Forex Regulator Fines 20 Violators $2.1 Million

China’s foreign exchange regulator imposed 14.6 million yuan ($2.1 million) of fines Monday in 20 cases of violations of foreign exchange regulations involving banks, companies and individuals.
Included were the first two citations by the State Administration of Foreign Exchange (SAFE) involving special purpose vehicles (SPVs), the foreign shell companies that domestic companies or individuals set up for return investment back into China.
The companies penalized over SPVs are Goldstone Packaging Jiaxing Co. Ltd., a producer of aluminum foil film packaging materials, and Bright Sound Electric Technology (Shenzhen) Co. Ltd., a Shenzhen-based electronics company. They were fined for failing to disclose information on the actual controllers of their SPVs.
Goldstone made illegal remittances of $2.9 million and Bright Sound, $3.18 million, according to SAFE spokeswoman Wang Chunying. Goldstone was fined 950,000 yuan and Bright Sound, 1.05 million yuan.
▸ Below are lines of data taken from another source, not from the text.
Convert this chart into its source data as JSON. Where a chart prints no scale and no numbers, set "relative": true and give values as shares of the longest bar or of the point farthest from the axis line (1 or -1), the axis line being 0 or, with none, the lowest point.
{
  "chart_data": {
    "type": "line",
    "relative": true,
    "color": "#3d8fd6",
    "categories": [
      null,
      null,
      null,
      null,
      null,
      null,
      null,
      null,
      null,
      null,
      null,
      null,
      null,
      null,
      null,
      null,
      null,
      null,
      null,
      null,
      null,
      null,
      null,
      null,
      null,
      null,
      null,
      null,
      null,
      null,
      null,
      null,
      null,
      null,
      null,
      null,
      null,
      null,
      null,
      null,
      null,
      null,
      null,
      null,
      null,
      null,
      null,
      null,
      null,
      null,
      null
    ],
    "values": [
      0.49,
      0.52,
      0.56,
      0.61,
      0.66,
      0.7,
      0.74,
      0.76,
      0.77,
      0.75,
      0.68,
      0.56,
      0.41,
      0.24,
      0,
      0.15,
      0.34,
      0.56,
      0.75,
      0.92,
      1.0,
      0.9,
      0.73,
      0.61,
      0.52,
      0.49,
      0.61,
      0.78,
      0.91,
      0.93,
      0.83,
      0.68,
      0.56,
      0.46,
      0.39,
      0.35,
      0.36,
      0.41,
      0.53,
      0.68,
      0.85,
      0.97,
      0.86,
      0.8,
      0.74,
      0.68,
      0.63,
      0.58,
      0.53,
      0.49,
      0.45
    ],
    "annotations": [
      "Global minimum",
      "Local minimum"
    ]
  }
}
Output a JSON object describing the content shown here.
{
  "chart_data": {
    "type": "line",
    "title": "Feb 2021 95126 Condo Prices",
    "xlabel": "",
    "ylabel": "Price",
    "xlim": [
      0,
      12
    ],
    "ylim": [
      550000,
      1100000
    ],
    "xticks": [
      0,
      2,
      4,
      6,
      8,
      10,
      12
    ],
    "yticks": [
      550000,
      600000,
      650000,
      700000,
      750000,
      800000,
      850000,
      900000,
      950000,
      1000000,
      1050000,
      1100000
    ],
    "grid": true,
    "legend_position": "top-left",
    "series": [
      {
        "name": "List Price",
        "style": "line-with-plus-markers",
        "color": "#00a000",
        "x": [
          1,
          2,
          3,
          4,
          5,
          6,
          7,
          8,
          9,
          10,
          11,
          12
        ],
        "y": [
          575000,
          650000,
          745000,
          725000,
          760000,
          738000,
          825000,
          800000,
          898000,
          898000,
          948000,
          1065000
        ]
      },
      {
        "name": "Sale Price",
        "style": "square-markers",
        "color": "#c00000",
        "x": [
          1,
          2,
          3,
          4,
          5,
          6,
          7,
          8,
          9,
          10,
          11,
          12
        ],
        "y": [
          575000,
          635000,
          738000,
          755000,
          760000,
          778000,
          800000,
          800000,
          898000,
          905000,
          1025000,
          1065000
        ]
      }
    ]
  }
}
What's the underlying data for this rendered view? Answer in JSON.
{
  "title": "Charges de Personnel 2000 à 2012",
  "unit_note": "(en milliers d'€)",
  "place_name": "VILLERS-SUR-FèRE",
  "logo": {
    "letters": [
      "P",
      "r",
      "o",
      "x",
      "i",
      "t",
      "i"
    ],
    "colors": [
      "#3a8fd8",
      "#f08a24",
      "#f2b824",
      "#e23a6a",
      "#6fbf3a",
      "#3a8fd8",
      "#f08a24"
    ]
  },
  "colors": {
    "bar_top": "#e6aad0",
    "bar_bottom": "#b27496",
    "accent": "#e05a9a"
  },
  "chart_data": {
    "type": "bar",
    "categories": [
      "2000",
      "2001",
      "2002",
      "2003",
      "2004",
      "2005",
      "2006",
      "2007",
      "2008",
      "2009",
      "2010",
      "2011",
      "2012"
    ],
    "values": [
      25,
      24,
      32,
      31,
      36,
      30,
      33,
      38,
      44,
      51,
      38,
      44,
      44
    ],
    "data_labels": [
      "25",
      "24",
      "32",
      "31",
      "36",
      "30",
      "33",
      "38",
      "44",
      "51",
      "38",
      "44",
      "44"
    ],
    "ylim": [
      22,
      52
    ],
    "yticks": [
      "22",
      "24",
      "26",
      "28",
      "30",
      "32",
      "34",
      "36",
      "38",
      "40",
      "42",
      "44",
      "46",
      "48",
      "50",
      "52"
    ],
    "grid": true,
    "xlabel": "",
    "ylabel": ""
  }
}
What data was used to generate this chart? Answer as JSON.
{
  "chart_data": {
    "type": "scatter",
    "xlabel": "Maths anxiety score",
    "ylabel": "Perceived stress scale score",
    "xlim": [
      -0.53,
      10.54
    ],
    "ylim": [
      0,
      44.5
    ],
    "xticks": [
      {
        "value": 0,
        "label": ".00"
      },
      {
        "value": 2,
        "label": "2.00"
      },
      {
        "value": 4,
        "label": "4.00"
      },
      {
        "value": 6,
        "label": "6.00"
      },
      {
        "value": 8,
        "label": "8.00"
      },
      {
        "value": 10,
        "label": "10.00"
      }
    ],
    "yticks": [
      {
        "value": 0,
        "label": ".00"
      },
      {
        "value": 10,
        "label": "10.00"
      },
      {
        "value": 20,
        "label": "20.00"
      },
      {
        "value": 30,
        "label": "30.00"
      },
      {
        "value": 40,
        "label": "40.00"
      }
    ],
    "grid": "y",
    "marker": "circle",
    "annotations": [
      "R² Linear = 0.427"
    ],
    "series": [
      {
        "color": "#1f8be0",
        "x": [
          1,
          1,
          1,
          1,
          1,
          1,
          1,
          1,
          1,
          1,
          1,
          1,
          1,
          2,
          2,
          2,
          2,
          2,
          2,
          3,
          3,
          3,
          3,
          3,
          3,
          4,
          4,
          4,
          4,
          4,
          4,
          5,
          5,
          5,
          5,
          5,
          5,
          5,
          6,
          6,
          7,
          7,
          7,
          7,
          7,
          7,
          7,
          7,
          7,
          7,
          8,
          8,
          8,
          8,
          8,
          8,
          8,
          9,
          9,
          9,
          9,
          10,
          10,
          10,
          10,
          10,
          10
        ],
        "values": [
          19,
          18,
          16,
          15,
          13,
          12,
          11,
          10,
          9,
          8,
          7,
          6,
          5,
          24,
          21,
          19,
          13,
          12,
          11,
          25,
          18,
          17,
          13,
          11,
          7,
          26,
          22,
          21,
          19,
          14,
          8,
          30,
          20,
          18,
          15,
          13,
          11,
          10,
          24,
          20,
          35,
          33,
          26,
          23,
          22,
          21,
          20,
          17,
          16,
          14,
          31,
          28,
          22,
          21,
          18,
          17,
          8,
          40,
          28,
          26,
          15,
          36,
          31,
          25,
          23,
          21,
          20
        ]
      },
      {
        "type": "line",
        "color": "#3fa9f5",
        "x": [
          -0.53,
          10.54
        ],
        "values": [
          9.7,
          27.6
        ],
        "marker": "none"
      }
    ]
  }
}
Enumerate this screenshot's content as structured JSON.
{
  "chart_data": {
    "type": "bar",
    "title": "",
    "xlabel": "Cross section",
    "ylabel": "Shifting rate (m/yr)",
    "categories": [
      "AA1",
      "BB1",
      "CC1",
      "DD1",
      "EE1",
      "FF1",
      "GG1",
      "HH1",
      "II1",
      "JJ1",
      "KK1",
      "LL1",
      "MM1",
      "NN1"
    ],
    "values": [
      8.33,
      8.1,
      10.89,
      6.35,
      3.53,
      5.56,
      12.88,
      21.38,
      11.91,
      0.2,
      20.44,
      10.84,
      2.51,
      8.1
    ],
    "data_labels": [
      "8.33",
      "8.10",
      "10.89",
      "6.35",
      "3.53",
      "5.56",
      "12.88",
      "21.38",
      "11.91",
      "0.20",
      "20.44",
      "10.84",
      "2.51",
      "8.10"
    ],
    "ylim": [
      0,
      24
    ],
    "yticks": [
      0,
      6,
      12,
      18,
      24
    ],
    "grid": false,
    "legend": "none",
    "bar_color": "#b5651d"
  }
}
Under a document issued in 2014 concerning the management of cross-border investment and financing and return investments through SPVs, the vehicles must register with SAFE before they set up a wholly foreign-owned company in China. If they fail to register, domestic residents or companies are not allowed to remit profits from foreign SPVs back to domestic use, and any transactions between the wholly foreign-owned companies and their overseas parent companies is illegal.
While SAFE is strengthening its punishment of substantial violations, especially malicious, false and fraudulent transactions, it will also safeguard normal transactions and allow a certain degree of tolerance for acts with a true trade background but only procedural violations, Wang told Caixin.
Among typical malicious, false and fraudulent transactions are false re-exports and false trade financing, which are common channels used for illegal activities such as cross-border arbitrage and illegal outflow of funds.
A branch of Hong Kong-based Nanyang Commercial Bank, a wholly owned subsidiary of China’s state-owned bad debt manager China Cinda Asset Management, was fined 1.27 million yuan for conducting a re-export payment business based on clients’ false contract and bills of lading. A branch of Bank of Communications was fined 1.6 million yuan for conducting trade financing based on clients’ false contracts and bills of lading.
Five other banks were fined for violations of rules on individual forex purchase quotas and violations of onshore guarantees for offshore loans.
Seven individuals were fined for using “underground banks” and using other people’s annual foreign exchange quotas to remit money abroad. Most of the remittances were for buying property overseas. Beijing grants every individual an annual $50,000 foreign exchange quota, and buying beyond that amount requires special approval from SAFE.